French fries active management

CAPM / Alpha Theory 16 Jun 2008

In March, we wrote about a yet to be published paper by Kenneth French called “The Cost of Active Management”. In this paper, French concludes that the total cost of the “futile search for superior returns” is 67 bps or about 10% of annual returns (resulting from management fees and trading costs).  At the time, all we had to go on was a New York Times article about the paper by well-known financial commentator Marc Hulbert.  A recent interview with French by the online newsletter Advisor Perspectives brought this paper back to our attention.  The full study is now available online and we felt was worthy of a second, more detailed, examination.

Immediate benefits of active management

Institutions have increased their allocation to passive investing significantly over the past 20 years, prompting Advisor Perspectives to wonder if institutions wising up to high active management fees.  Interestingly, French points to increasing institutional hedge fund allocations as evidence that they are not, in fact, becoming more passive after all:

Advisor Perspectives: “Institutions hold a significantly higher percentage of their assets in passive funds, as compared to individuals. As of 2006, DB plans held 31.2%, non-profits held 28.7%, and public funds held 52.7% of their assets in passive funds. Are institutions are wiser as to the negative sum consequences of active investing?”

French: “My initial reaction to the public equity data was that institutions were getting the message. After looking further, however, I am not sure this is the correct inference. For example, much of the explosive growth in hedge funds is driven by institutions. Thus, instead of paying fees of 100 basis points per year for actively managed mutual funds, institutions are paying 425 basis points in hedge fund fees. It looks like many institutions have not really embraced the passive story.”

French is right, institutions have not “embraced the passive story”.  They have embraced the separate management of active and passive portfolios – of alpha/beta bifurcation.  Indeed, French himself acknowledges in the Advisor Perspectives interview that markets are only semi-efficient – opening the door for all kinds of active management opportunities.

Aggregate benefits of active management

French doesn’t mince words with his central argument in the paper:

“On average, active investors spend 0.67% of the total market cap each year on what, in aggregate, is a futile search for superior returns.

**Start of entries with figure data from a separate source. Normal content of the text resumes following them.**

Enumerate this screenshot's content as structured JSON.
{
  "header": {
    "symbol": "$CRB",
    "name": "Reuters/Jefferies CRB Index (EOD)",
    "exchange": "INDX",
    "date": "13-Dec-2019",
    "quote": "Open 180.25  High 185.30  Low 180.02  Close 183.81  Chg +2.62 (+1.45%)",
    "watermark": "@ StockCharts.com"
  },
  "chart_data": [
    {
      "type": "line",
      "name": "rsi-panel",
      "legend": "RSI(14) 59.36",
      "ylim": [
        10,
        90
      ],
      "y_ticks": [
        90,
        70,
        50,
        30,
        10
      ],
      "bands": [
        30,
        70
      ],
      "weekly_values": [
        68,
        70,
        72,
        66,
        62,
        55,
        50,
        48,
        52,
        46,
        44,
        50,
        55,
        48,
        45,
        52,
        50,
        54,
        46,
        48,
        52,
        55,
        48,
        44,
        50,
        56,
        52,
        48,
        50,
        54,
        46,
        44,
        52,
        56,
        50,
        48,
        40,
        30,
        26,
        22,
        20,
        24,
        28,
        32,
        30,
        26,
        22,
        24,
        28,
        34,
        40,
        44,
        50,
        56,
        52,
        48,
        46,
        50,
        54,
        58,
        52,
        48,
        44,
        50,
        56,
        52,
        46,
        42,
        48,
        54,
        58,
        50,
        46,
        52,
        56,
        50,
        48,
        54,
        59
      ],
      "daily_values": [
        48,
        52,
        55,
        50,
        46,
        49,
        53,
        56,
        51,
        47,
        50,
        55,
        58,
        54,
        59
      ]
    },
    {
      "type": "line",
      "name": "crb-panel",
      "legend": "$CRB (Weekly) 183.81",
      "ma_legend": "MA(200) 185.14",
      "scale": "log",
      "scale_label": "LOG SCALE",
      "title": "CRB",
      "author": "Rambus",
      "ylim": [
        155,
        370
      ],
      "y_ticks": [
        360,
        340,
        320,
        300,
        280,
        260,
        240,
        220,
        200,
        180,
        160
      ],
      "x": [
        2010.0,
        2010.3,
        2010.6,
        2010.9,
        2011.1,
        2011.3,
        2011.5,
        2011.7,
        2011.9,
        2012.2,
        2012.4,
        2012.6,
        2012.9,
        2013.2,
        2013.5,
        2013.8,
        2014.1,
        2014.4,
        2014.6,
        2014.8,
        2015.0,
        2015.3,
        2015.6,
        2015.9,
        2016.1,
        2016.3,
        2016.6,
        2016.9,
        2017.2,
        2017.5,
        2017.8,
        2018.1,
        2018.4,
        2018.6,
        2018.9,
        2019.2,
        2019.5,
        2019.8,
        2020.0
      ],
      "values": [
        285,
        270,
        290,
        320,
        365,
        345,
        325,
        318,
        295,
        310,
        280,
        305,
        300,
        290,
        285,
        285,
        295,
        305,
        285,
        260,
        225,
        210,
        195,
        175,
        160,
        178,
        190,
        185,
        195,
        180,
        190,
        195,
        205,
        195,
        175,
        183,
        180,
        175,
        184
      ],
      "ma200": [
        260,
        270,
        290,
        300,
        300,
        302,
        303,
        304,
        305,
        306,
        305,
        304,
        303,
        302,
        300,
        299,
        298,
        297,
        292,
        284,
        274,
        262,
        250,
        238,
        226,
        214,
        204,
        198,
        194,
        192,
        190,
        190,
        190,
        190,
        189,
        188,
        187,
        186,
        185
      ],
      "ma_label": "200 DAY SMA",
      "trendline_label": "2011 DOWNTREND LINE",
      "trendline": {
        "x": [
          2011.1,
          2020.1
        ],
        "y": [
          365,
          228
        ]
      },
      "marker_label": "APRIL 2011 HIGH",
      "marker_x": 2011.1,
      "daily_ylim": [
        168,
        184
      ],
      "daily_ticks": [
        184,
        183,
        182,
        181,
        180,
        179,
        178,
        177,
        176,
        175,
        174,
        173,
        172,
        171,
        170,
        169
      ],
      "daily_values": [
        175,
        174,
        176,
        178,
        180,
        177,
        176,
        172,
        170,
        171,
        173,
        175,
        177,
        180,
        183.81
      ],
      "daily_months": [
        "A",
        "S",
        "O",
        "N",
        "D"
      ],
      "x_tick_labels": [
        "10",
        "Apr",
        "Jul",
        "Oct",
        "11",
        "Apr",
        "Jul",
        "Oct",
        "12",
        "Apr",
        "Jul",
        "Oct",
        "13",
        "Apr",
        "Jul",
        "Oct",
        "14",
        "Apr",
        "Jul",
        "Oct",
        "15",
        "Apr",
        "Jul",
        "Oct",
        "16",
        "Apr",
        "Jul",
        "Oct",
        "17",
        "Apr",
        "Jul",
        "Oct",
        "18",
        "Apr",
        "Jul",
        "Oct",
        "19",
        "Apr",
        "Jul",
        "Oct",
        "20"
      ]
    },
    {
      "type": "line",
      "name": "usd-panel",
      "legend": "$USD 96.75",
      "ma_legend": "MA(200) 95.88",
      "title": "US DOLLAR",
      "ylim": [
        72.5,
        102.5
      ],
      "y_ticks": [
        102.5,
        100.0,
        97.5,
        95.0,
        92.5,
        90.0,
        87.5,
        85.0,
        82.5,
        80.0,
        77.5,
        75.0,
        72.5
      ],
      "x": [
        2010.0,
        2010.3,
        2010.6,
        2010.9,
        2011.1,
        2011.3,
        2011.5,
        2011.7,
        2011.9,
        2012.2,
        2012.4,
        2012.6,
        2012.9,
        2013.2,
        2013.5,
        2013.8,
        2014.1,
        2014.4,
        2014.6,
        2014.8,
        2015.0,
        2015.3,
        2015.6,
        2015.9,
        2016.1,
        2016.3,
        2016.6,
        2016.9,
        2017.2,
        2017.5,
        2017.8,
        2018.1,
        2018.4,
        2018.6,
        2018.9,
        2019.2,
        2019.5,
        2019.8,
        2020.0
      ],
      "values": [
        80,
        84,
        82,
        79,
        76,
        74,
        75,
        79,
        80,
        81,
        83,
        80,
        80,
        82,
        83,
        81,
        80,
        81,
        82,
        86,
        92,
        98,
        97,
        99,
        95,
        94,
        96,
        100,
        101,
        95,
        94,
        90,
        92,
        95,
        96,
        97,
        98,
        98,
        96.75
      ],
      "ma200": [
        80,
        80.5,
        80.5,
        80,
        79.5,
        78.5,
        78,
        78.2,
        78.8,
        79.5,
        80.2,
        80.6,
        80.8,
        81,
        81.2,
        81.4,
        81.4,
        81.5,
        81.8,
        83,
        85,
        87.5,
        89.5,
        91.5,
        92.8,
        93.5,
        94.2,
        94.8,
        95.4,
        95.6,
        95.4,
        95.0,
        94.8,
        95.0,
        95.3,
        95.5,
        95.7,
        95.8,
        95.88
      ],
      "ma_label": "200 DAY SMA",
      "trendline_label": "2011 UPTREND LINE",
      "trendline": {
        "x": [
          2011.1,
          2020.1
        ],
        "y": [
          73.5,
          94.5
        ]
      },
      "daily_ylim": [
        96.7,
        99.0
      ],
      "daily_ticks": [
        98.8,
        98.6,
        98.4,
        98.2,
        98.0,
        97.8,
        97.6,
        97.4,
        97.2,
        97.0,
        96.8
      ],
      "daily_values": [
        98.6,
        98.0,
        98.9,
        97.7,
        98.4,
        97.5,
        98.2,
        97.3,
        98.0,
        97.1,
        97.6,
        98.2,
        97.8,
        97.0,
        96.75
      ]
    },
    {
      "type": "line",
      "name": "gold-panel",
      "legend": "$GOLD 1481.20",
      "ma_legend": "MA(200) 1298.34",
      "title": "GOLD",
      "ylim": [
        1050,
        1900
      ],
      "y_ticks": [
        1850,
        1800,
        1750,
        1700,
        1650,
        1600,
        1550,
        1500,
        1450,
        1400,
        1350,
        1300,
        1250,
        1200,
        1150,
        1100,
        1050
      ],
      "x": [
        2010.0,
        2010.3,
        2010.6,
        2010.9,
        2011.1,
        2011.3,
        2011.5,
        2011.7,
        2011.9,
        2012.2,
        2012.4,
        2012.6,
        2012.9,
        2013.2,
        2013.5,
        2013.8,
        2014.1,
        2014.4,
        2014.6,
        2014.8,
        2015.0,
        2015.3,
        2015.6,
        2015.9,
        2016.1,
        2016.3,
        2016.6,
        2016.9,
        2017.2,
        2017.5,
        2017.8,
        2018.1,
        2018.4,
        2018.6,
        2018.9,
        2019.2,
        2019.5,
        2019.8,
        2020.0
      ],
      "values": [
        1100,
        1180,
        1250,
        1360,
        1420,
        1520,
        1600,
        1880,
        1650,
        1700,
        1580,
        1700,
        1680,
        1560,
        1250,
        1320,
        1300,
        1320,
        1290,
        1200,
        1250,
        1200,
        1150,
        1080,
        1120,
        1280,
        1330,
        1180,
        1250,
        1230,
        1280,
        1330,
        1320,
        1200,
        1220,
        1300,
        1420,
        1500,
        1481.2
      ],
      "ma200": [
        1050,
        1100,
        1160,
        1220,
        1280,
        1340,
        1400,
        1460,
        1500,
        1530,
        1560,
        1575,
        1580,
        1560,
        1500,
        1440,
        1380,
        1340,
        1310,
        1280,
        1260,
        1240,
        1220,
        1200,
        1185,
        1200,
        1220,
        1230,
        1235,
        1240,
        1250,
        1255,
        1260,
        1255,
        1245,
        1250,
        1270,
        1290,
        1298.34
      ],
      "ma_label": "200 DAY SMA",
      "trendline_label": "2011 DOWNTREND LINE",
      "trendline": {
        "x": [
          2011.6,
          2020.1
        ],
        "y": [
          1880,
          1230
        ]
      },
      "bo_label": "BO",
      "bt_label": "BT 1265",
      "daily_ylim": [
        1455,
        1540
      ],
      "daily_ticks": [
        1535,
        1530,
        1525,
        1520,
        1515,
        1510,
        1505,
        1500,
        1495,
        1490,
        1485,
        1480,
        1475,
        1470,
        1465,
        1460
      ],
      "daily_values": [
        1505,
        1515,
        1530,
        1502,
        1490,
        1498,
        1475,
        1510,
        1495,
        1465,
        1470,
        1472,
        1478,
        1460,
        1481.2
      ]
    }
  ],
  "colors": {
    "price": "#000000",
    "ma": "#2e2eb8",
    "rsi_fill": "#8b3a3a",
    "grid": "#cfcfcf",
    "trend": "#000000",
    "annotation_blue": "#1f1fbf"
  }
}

If we assume that society will continue to spend the current real dollar cost of active investing forever and that the expected real return on the U.S. stock market is a constant 6.7%, the capitalized cost is 10% of the current value of the market.”

But his conclusion makes you wonder…If we all invested passively, markets wouldn’t function – if every dollar flowed through, say, BGI into the stock market on a cap-weighted basis – relative market caps of different companies would never change.  The whole purpose of markets – to allocate capital to the most constructive business opportunities – would remain unfulfilled (unless a non-market-cap weighted index such as fundamental indexation was used).  There would be a sort of self-fulfilling inertia to market values.

There seems to be little question that in aggregate active management has a net cost.  But then again, so does sales and marketing.  I am always amazed at the amount of societies resources are out toward sales and marketing activities (conventions, advertising, direct sales, commissions etc.)  In fact, according to the US Bureau of Labor Statistics, well over 10% of the American workforce can be categorized as being in “Sales and Related Occupations”.  Their salary alone is nearly 5% of US GDP.

Now imagine a world without such waste.  No salespeople or marketing budgets.  No one to undertake wasteful and time consumer competition.  No costly “getting the message out” about a certain product.  Imagine how much we’d all save by simply having a central authority plan the economy – say, in 5-year increments.  We could call this central authority the Bureau of Global Investing or “BGI” for short.

Of course, that’s been tried by some countries under different names and as counterintuitive as it seems, it never really panned out as expected.  Functions that initially seemed wasteful and inefficient actually had the indirect effect of channelling resources toward the better, more efficient products and services.

Look, we’re not saying Kenneth French is a commie or anything.  He’s actually in the Hall of Fame.  But passive management only really works if active management also exists.  In a sense, passive management is a free ride on the “wasted” resources of active management.

In fairness, French explicitly recognizes the value of “price discovery” resulting from active management, but he appears to side-step the issue a little in the Advisor Perspectives interview.

Advisor Perspectives: “…Without active management, there would be no marketplace for companies to raise capital. The whole economics of the stock market would stop working if there was no active management. Doesn’t the benefit of active management (to society) go beyond price discovery?”

French: “I don’t include the cost of marketing securities; I only include the cost of trading them. Since I do not include the cost of road shows to convince people to invest in initial public offerings, it does not make sense to include the benefit of this process in my analysis either.”

IPOs aside, active management benefits go “beyond price discovery” by keeping the marketplace alive.  That benefit can’t possibly be excluded from such an analysis. So while we agree with French’s straightforward and elegant analysis, we might not be so quick to dismiss the aggregate benefits of active management.

Others, notably active managers, may want to change the name of the french-fries in their cafeteria back to “freedom fries” in protest.